Mean residual life: (improper) integration by parts involving p.d.f

Question

Let a random variable $X$ be distributed with p.d.f $f(\cdot)$.

I want to derive the following equality for the mean residual life: $$m(x)\equiv\frac{\int_{x}^{\infty}(z-x) f(z)dz}{1-F(x)}=\frac{\int_{x}^{\infty}1-F(z)dz}{1-F(x)}$$

Clearly, I can start by splitting the left-hand-side to get $\frac{\int_{x}^{\infty}z f(z)dz-x\int_{x}^{\infty} f(z)dz}{1-F(x)}=\frac{\left(\int_{x}^{\infty}z f(z)dz\right)-x(1-F(x))}{1-F(x)}$. From this it looks like all I need to do is integration by parts for $\int_{x}^{\infty}z f(z)dz$ with $u(z)=z$ and $v(z)=dF(z)$, but I don't see how this converges to the desired result.

Answer 1

Define $Z-x \equiv h(Z)$. $x$ is treated as fixed here. Then you have

$$m(x)\equiv\frac{\int_{x}^{\infty}(z-x) f(z)dz}{1-F(x)}= \frac {E\Big(h(Z)\cdot \mathbf 1_{\{Z \ge x\}}\Big)}{1-F(x)} \qquad [1]$$

Now the expected value can be written $$E\Big(h(Z)\cdot \mathbf 1_{\{Z \ge x\}}\Big) = h(x) + \int_{x}^\infty h'(x)P(Z\ge z) dz $$ since $P(h(Z)\ge h(x)) =1$.

But $h(x) = x-x = 0$, $h'(x) = 1$ and $P(Z\ge z) = 1-F(z)$.

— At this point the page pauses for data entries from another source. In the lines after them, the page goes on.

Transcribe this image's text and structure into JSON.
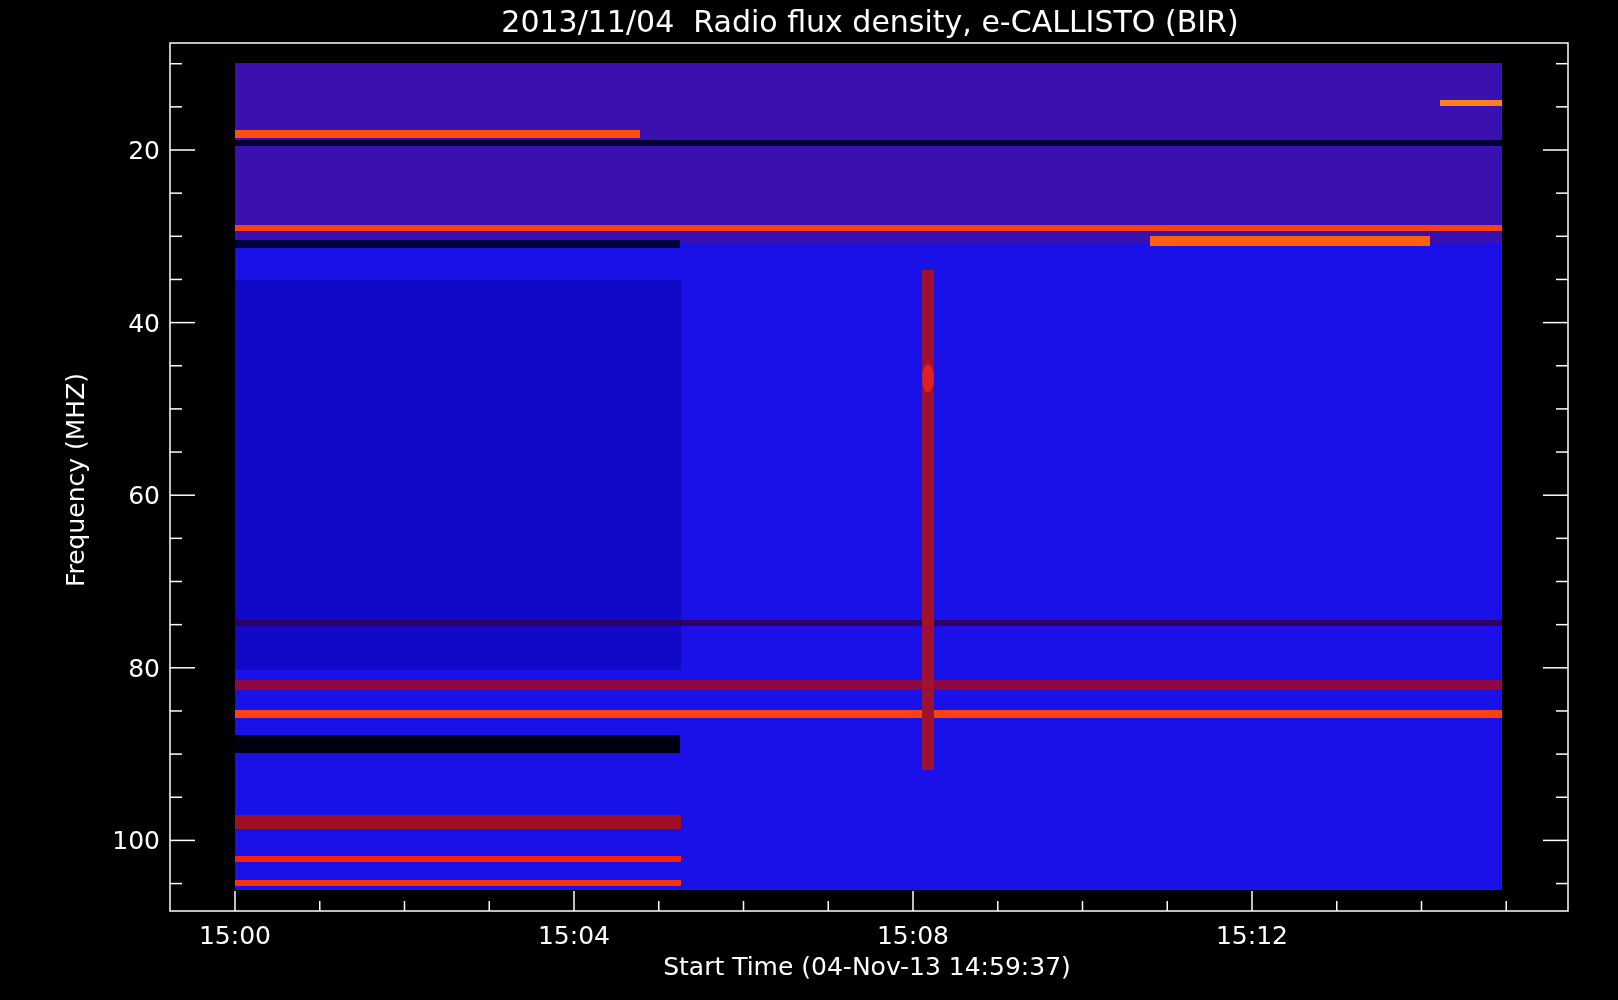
{
  "title": "2013/11/04  Radio flux density, e-CALLISTO (BIR)",
  "y_axis": {
    "label": "Frequency (MHZ)",
    "ticks": [
      "20",
      "40",
      "60",
      "80",
      "100"
    ]
  },
  "x_axis": {
    "label": "Start Time (04-Nov-13 14:59:37)",
    "ticks": [
      "15:00",
      "15:04",
      "15:08",
      "15:12"
    ]
  }
}
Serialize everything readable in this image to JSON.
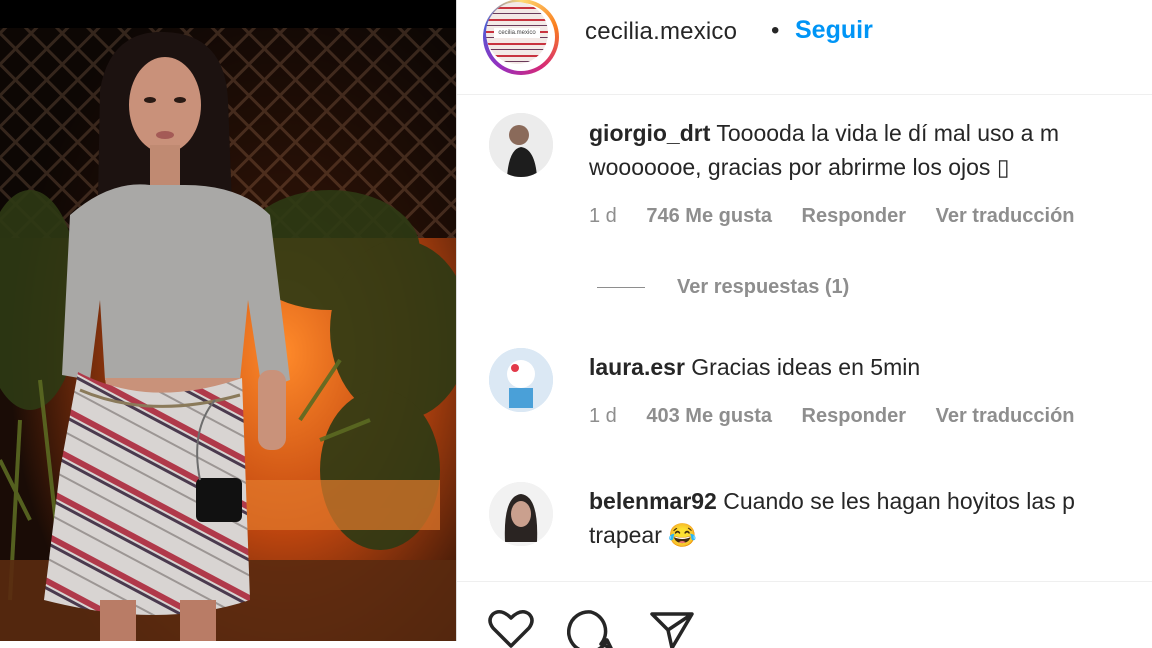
{
  "post": {
    "username": "cecilia.mexico",
    "separator": "•",
    "follow_label": "Seguir",
    "avatar_text": "cecilia.mexico"
  },
  "comments": [
    {
      "username": "giorgio_drt",
      "text_line1": "Tooooda la vida le dí mal uso a m",
      "text_line2": "wooooooe, gracias por abrirme los ojos ▯",
      "time": "1 d",
      "likes": "746 Me gusta",
      "reply": "Responder",
      "translate": "Ver traducción"
    },
    {
      "username": "laura.esr",
      "text_line1": "Gracias ideas en 5min",
      "time": "1 d",
      "likes": "403 Me gusta",
      "reply": "Responder",
      "translate": "Ver traducción"
    },
    {
      "username": "belenmar92",
      "text_line1": "Cuando se les hagan hoyitos las p",
      "text_line2": "trapear 😂"
    }
  ],
  "view_replies": "Ver respuestas (1)",
  "actions": {
    "like_icon": "heart-icon",
    "comment_icon": "comment-bubble-icon",
    "share_icon": "send-icon"
  }
}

So $$E\Big(h(Z)\cdot \mathbf 1_{\{Z \ge x\}}\Big) = \int_{x}^\infty [1-F(z)] dz$$

which leads to the desired result.

Answer 2

The mean residual life $m(x)$ at time $x$ of a system with lifetime $X$, a nonnegative random variable, is the expected lifetime beyond $x$ of a system that has survived till time $x$, that is, $$m(x) = E[X\mid X > x] - x.$$ Now, the conditional pdf of $X$ given that $X > x$ is just $\displaystyle \frac{f(z)}{P\{X > x\}}\mathbf 1_{\{z: z>x\}} = \frac{f(z)}{1-F(x)}\mathbf 1_{\{z: z>x\}}$ and so $$\begin{align} m(x) &= E[X\mid X > x] -x\\ &= \int_x^{\infty}z\frac{f(z)}{1-F(x)}\mathrm dz - x\\ &= \int_x^{\infty}z\frac{f(z)}{1-F(x)}\mathrm dz - x\int_x^{\infty}\frac{f(z)}{1-F(x)}\mathrm dz\\ &= \int_x^{\infty}\frac{(z-x)f(z)}{1-F(x)}\mathrm dz. \end{align}$$ The second equality uses the result that for a (integrable) nonnegative random variable $Y$ with CDF $F_Y(y)$, $$E[Y] = \int_0^\infty [1-F_Y(y)]\,\mathrm dy.$$ If you are unfamiliar with this result, see, for example, this question for a discussion of the intuition behind this result and then read the complete proof. The conditional CDF of $X$ given that $X > x$ is given by $$F_{X\mid X>x}(z\mid X > x) = \frac{F(z)-F(x)}{1-F(x)}\mathbf 1_{\{z: z>x\}}$$ so that the complementary CDF has value $\displaystyle \mathbf 1_{\{z: 0 < z < x\}} + \frac{1-F(z)}{1-F(x)} \mathbf 1_{\{z: z>x\}}$ on the positive real line. The integral of the complementary CDF over the positive real line gives $$E[X \mid X > x] = x + \int_x^\infty \frac{1-F(z)}{1-F(x)}\mathrm dz$$ and since $m(x) = E[X \mid X > x] - x$, the desired equality follows.